Prior to her first start at Ballarat, Martin was quietly confident she would be able to win, but wasn't expecting her to win as easy.

In a race that was fast paced from the outset, Hellovaway led at the bell and finished strongly to record a winning mile rate of 1.56.7.

Todd McCartney had the drive on the four year old and Martin was full of praise for him as the duo finished 14 metres clear of second placed Margin Call.

Two months ago Martin was struggling to get the trotter to go around corners and now she sits one win from one start.

"Two months ago you wouldn't have wanted her," Martin said.

"We certainly had problems with her early."

Martin had all but given up on the four year old's racing career until one morning she showed promise.

"It just happened overnight. All of a sudden she wanted to run so we worked harder and harder," Martin said.

Hellovaway has been at the Martin stables in Concongella since she was purchased from Peter Craven in September.

"Originally we bought her for breeding purposes, her family just have winners galore," Martin said.

Hellovaway's mother Jilliby Jasmine was a handy racing mare in her prime, chalking up nine wins over a 48 start career.
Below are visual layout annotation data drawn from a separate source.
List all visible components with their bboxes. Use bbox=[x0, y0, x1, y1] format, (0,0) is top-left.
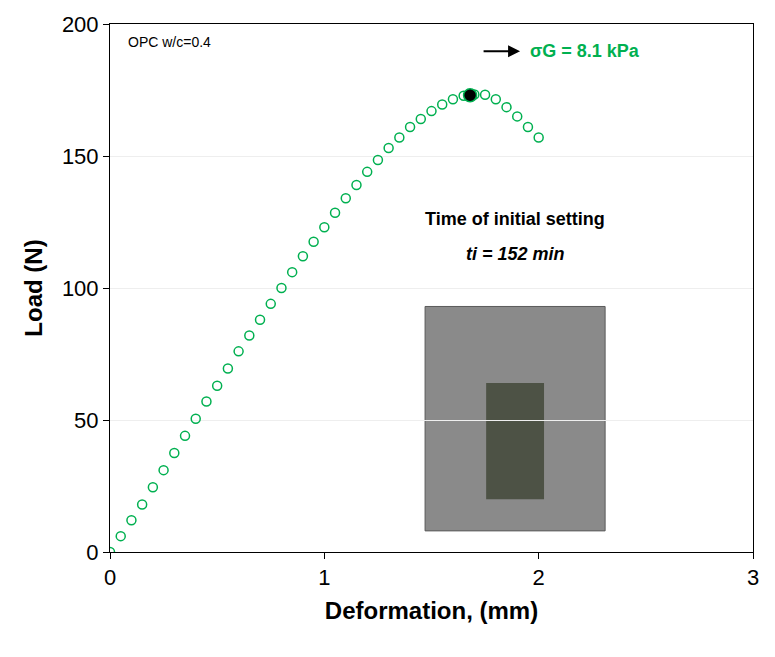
svg-text:Time of initial setting: Time of initial setting bbox=[425, 209, 605, 229]
svg-text:3: 3 bbox=[747, 565, 759, 590]
svg-text:Load (N): Load (N) bbox=[20, 239, 47, 336]
svg-text:2: 2 bbox=[533, 565, 545, 590]
svg-text:0: 0 bbox=[104, 565, 116, 590]
svg-text:σG = 8.1 kPa: σG = 8.1 kPa bbox=[530, 41, 640, 61]
svg-text:1: 1 bbox=[318, 565, 330, 590]
svg-text:0: 0 bbox=[86, 540, 98, 565]
svg-text:50: 50 bbox=[74, 408, 98, 433]
svg-text:150: 150 bbox=[62, 144, 99, 169]
svg-text:OPC w/c=0.4: OPC w/c=0.4 bbox=[128, 34, 211, 50]
svg-text:ti = 152 min: ti = 152 min bbox=[466, 244, 565, 264]
svg-text:100: 100 bbox=[62, 276, 99, 301]
svg-text:Deformation, (mm): Deformation, (mm) bbox=[325, 597, 538, 624]
svg-text:200: 200 bbox=[62, 12, 99, 37]
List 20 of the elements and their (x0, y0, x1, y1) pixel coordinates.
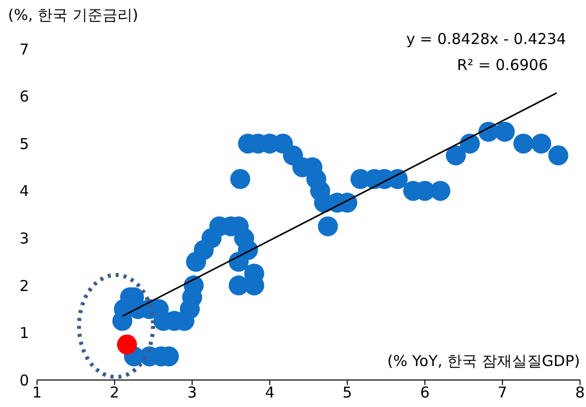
x-tick-label: 3 (187, 384, 197, 402)
y-axis-title: (%, 한국 기준금리) (8, 6, 138, 25)
x-tick-label: 1 (32, 384, 42, 402)
x-tick-label: 7 (498, 384, 508, 402)
y-tick-label: 7 (19, 40, 29, 58)
y-tick-label: 3 (19, 229, 29, 248)
y-tick-label: 4 (19, 182, 29, 200)
x-tick-label: 5 (342, 384, 352, 402)
x-tick-label: 2 (110, 384, 120, 402)
y-tick-label: 0 (19, 371, 29, 390)
y-tick-label: 5 (19, 134, 29, 153)
y-tick-label: 2 (19, 276, 29, 295)
x-tick-label: 4 (264, 384, 274, 402)
y-tick-label: 1 (19, 324, 29, 342)
x-axis-title: (% YoY, 한국 잠재실질GDP) (387, 352, 580, 371)
text: y = 0.8428x - 0.4234 (406, 30, 566, 48)
annotation: R² = 0.6906 (456, 56, 548, 74)
y-tick-label: 6 (19, 88, 29, 106)
x-tick-label: 8 (575, 384, 585, 402)
x-tick-label: 6 (420, 384, 430, 402)
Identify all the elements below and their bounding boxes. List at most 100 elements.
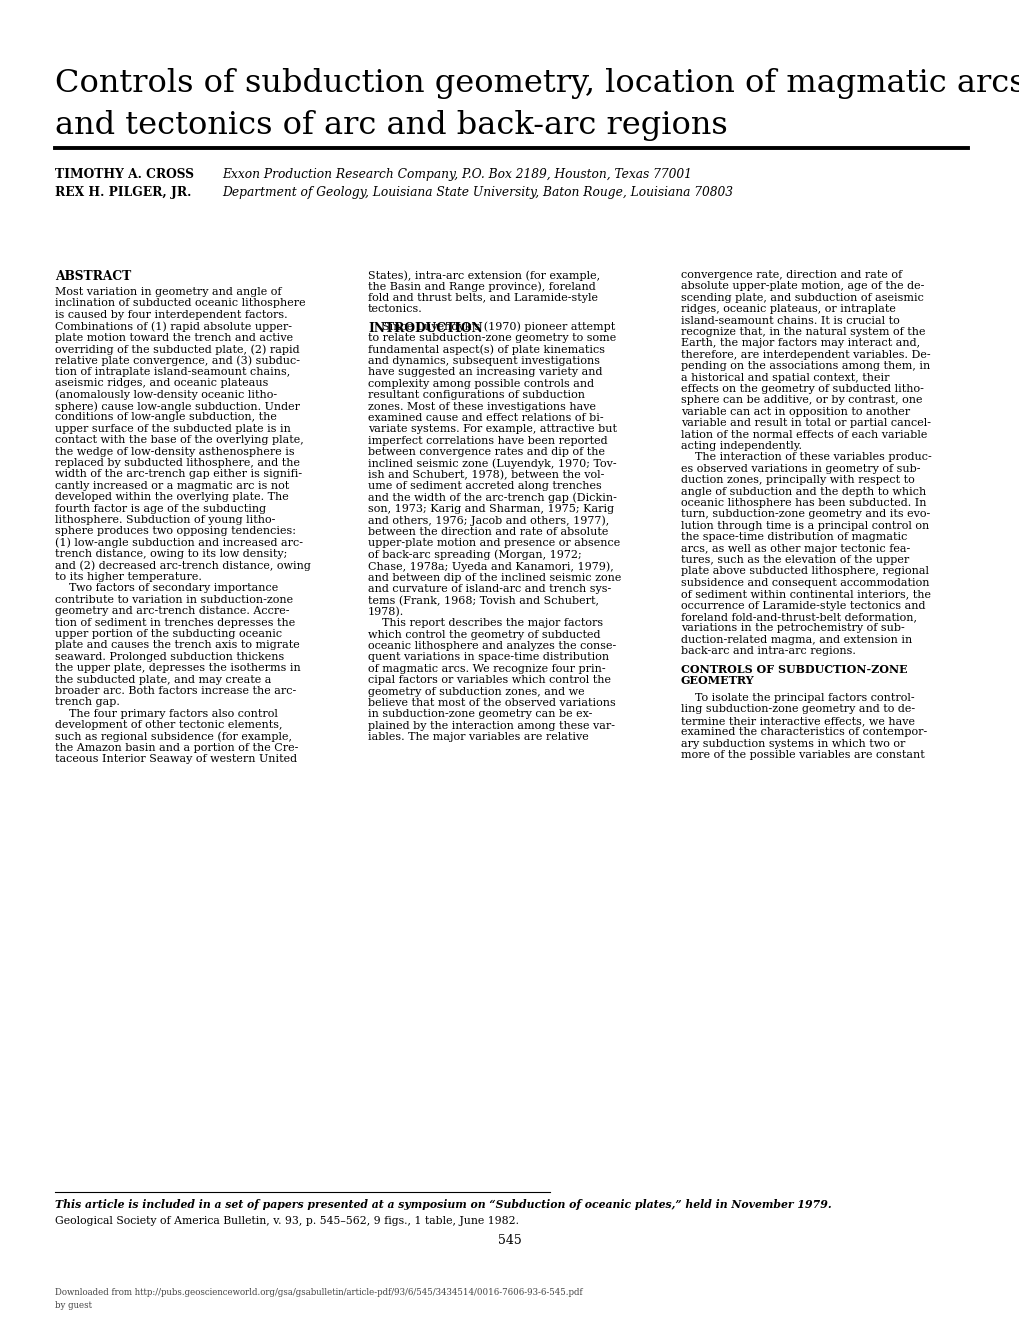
Text: and others, 1976; Jacob and others, 1977),: and others, 1976; Jacob and others, 1977…	[368, 516, 608, 527]
Text: 545: 545	[497, 1234, 522, 1248]
Text: inclination of subducted oceanic lithosphere: inclination of subducted oceanic lithosp…	[55, 299, 306, 308]
Text: replaced by subducted lithosphere, and the: replaced by subducted lithosphere, and t…	[55, 458, 300, 468]
Text: believe that most of the observed variations: believe that most of the observed variat…	[368, 699, 615, 708]
Text: tectonics.: tectonics.	[368, 304, 422, 314]
Text: the Amazon basin and a portion of the Cre-: the Amazon basin and a portion of the Cr…	[55, 744, 299, 753]
Text: by guest: by guest	[55, 1301, 92, 1310]
Text: sphere produces two opposing tendencies:: sphere produces two opposing tendencies:	[55, 527, 296, 536]
Text: quent variations in space-time distribution: quent variations in space-time distribut…	[368, 652, 608, 663]
Text: recognize that, in the natural system of the: recognize that, in the natural system of…	[681, 327, 924, 337]
Text: upper-plate motion and presence or absence: upper-plate motion and presence or absen…	[368, 538, 620, 549]
Text: seaward. Prolonged subduction thickens: seaward. Prolonged subduction thickens	[55, 652, 284, 662]
Text: convergence rate, direction and rate of: convergence rate, direction and rate of	[681, 270, 901, 280]
Text: lithosphere. Subduction of young litho-: lithosphere. Subduction of young litho-	[55, 515, 275, 525]
Text: ary subduction systems in which two or: ary subduction systems in which two or	[681, 738, 905, 749]
Text: duction-related magma, and extension in: duction-related magma, and extension in	[681, 635, 911, 644]
Text: ish and Schubert, 1978), between the vol-: ish and Schubert, 1978), between the vol…	[368, 470, 604, 480]
Text: tures, such as the elevation of the upper: tures, such as the elevation of the uppe…	[681, 556, 908, 565]
Text: upper surface of the subducted plate is in: upper surface of the subducted plate is …	[55, 423, 290, 434]
Text: foreland fold-and-thrust-belt deformation,: foreland fold-and-thrust-belt deformatio…	[681, 613, 916, 622]
Text: variable and result in total or partial cancel-: variable and result in total or partial …	[681, 418, 930, 429]
Text: ume of sediment accreted along trenches: ume of sediment accreted along trenches	[368, 482, 601, 491]
Text: plate and causes the trench axis to migrate: plate and causes the trench axis to migr…	[55, 640, 300, 651]
Text: 1978).: 1978).	[368, 607, 404, 618]
Text: scending plate, and subduction of aseismic: scending plate, and subduction of aseism…	[681, 292, 923, 303]
Text: fundamental aspect(s) of plate kinematics: fundamental aspect(s) of plate kinematic…	[368, 345, 604, 356]
Text: cipal factors or variables which control the: cipal factors or variables which control…	[368, 675, 610, 685]
Text: contribute to variation in subduction-zone: contribute to variation in subduction-zo…	[55, 595, 292, 605]
Text: imperfect correlations have been reported: imperfect correlations have been reporte…	[368, 435, 607, 446]
Text: sphere) cause low-angle subduction. Under: sphere) cause low-angle subduction. Unde…	[55, 401, 300, 411]
Text: acting independently.: acting independently.	[681, 441, 801, 451]
Text: son, 1973; Karig and Sharman, 1975; Karig: son, 1973; Karig and Sharman, 1975; Kari…	[368, 504, 613, 515]
Text: variate systems. For example, attractive but: variate systems. For example, attractive…	[368, 425, 616, 434]
Text: of sediment within continental interiors, the: of sediment within continental interiors…	[681, 589, 930, 599]
Text: between the direction and rate of absolute: between the direction and rate of absolu…	[368, 527, 607, 537]
Text: subsidence and consequent accommodation: subsidence and consequent accommodation	[681, 578, 928, 587]
Text: therefore, are interdependent variables. De-: therefore, are interdependent variables.…	[681, 349, 929, 360]
Text: the upper plate, depresses the isotherms in: the upper plate, depresses the isotherms…	[55, 663, 301, 673]
Text: lution through time is a principal control on: lution through time is a principal contr…	[681, 521, 928, 531]
Text: absolute upper-plate motion, age of the de-: absolute upper-plate motion, age of the …	[681, 282, 923, 291]
Text: tion of sediment in trenches depresses the: tion of sediment in trenches depresses t…	[55, 618, 294, 627]
Text: Two factors of secondary importance: Two factors of secondary importance	[55, 583, 278, 594]
Text: such as regional subsidence (for example,: such as regional subsidence (for example…	[55, 732, 291, 742]
Text: Controls of subduction geometry, location of magmatic arcs,: Controls of subduction geometry, locatio…	[55, 67, 1019, 99]
Text: aseismic ridges, and oceanic plateaus: aseismic ridges, and oceanic plateaus	[55, 378, 268, 388]
Text: conditions of low-angle subduction, the: conditions of low-angle subduction, the	[55, 413, 276, 422]
Text: termine their interactive effects, we have: termine their interactive effects, we ha…	[681, 716, 914, 726]
Text: which control the geometry of subducted: which control the geometry of subducted	[368, 630, 600, 639]
Text: examined cause and effect relations of bi-: examined cause and effect relations of b…	[368, 413, 603, 423]
Text: a historical and spatial context, their: a historical and spatial context, their	[681, 373, 889, 382]
Text: pending on the associations among them, in: pending on the associations among them, …	[681, 361, 929, 372]
Text: the Basin and Range province), foreland: the Basin and Range province), foreland	[368, 282, 595, 292]
Text: complexity among possible controls and: complexity among possible controls and	[368, 378, 593, 389]
Text: trench distance, owing to its low density;: trench distance, owing to its low densit…	[55, 549, 287, 560]
Text: of back-arc spreading (Morgan, 1972;: of back-arc spreading (Morgan, 1972;	[368, 550, 581, 561]
Text: overriding of the subducted plate, (2) rapid: overriding of the subducted plate, (2) r…	[55, 344, 300, 355]
Text: oceanic lithosphere and analyzes the conse-: oceanic lithosphere and analyzes the con…	[368, 642, 615, 651]
Text: more of the possible variables are constant: more of the possible variables are const…	[681, 750, 924, 759]
Text: resultant configurations of subduction: resultant configurations of subduction	[368, 390, 585, 401]
Text: iables. The major variables are relative: iables. The major variables are relative	[368, 732, 588, 742]
Text: TIMOTHY A. CROSS: TIMOTHY A. CROSS	[55, 168, 194, 181]
Text: Combinations of (1) rapid absolute upper-: Combinations of (1) rapid absolute upper…	[55, 321, 291, 332]
Text: lation of the normal effects of each variable: lation of the normal effects of each var…	[681, 430, 926, 439]
Text: the space-time distribution of magmatic: the space-time distribution of magmatic	[681, 532, 907, 542]
Text: tion of intraplate island-seamount chains,: tion of intraplate island-seamount chain…	[55, 366, 290, 377]
Text: ling subduction-zone geometry and to de-: ling subduction-zone geometry and to de-	[681, 704, 914, 714]
Text: and curvature of island-arc and trench sys-: and curvature of island-arc and trench s…	[368, 583, 610, 594]
Text: and dynamics, subsequent investigations: and dynamics, subsequent investigations	[368, 356, 599, 366]
Text: To isolate the principal factors control-: To isolate the principal factors control…	[681, 693, 914, 703]
Text: fourth factor is age of the subducting: fourth factor is age of the subducting	[55, 504, 266, 513]
Text: between convergence rates and dip of the: between convergence rates and dip of the	[368, 447, 604, 458]
Text: This article is included in a set of papers presented at a symposium on “Subduct: This article is included in a set of pap…	[55, 1199, 830, 1211]
Text: Since Luyendyk's (1970) pioneer attempt: Since Luyendyk's (1970) pioneer attempt	[368, 321, 614, 332]
Text: tems (Frank, 1968; Tovish and Schubert,: tems (Frank, 1968; Tovish and Schubert,	[368, 595, 598, 606]
Text: and between dip of the inclined seismic zone: and between dip of the inclined seismic …	[368, 573, 621, 582]
Text: and the width of the arc-trench gap (Dickin-: and the width of the arc-trench gap (Dic…	[368, 493, 616, 504]
Text: and (2) decreased arc-trench distance, owing: and (2) decreased arc-trench distance, o…	[55, 561, 311, 572]
Text: Most variation in geometry and angle of: Most variation in geometry and angle of	[55, 287, 281, 296]
Text: back-arc and intra-arc regions.: back-arc and intra-arc regions.	[681, 646, 855, 656]
Text: Department of Geology, Louisiana State University, Baton Rouge, Louisiana 70803: Department of Geology, Louisiana State U…	[222, 187, 733, 198]
Text: fold and thrust belts, and Laramide-style: fold and thrust belts, and Laramide-styl…	[368, 292, 597, 303]
Text: oceanic lithosphere has been subducted. In: oceanic lithosphere has been subducted. …	[681, 497, 925, 508]
Text: to its higher temperature.: to its higher temperature.	[55, 572, 202, 582]
Text: and tectonics of arc and back-arc regions: and tectonics of arc and back-arc region…	[55, 110, 727, 142]
Text: ridges, oceanic plateaus, or intraplate: ridges, oceanic plateaus, or intraplate	[681, 304, 895, 314]
Text: zones. Most of these investigations have: zones. Most of these investigations have	[368, 402, 595, 411]
Text: of magmatic arcs. We recognize four prin-: of magmatic arcs. We recognize four prin…	[368, 664, 605, 673]
Text: taceous Interior Seaway of western United: taceous Interior Seaway of western Unite…	[55, 754, 297, 765]
Text: plate motion toward the trench and active: plate motion toward the trench and activ…	[55, 332, 292, 343]
Text: sphere can be additive, or by contrast, one: sphere can be additive, or by contrast, …	[681, 396, 921, 405]
Text: States), intra-arc extension (for example,: States), intra-arc extension (for exampl…	[368, 270, 599, 280]
Text: (anomalously low-density oceanic litho-: (anomalously low-density oceanic litho-	[55, 389, 277, 400]
Text: is caused by four interdependent factors.: is caused by four interdependent factors…	[55, 310, 287, 320]
Text: to relate subduction-zone geometry to some: to relate subduction-zone geometry to so…	[368, 333, 615, 343]
Text: broader arc. Both factors increase the arc-: broader arc. Both factors increase the a…	[55, 687, 296, 696]
Text: developed within the overlying plate. The: developed within the overlying plate. Th…	[55, 492, 288, 503]
Text: cantly increased or a magmatic arc is not: cantly increased or a magmatic arc is no…	[55, 480, 289, 491]
Text: Chase, 1978a; Uyeda and Kanamori, 1979),: Chase, 1978a; Uyeda and Kanamori, 1979),	[368, 561, 613, 572]
Text: duction zones, principally with respect to: duction zones, principally with respect …	[681, 475, 914, 486]
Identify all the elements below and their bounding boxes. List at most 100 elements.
Martin has every intention of running Hellovaway again at Charlton in two days time and then at Mildura on the weekend in the Vic Bred four year old heats.

"The horse has a bright future ahead of her now," Martin said.

"She has pulled up terrific, and now we are just excited for her next race. The horse has a beautiful nature and is a pleasure to train."

The mare is expected to run in a variety of distances to find where she is best suited, but Martin believes the longer the race goes on the better she will get.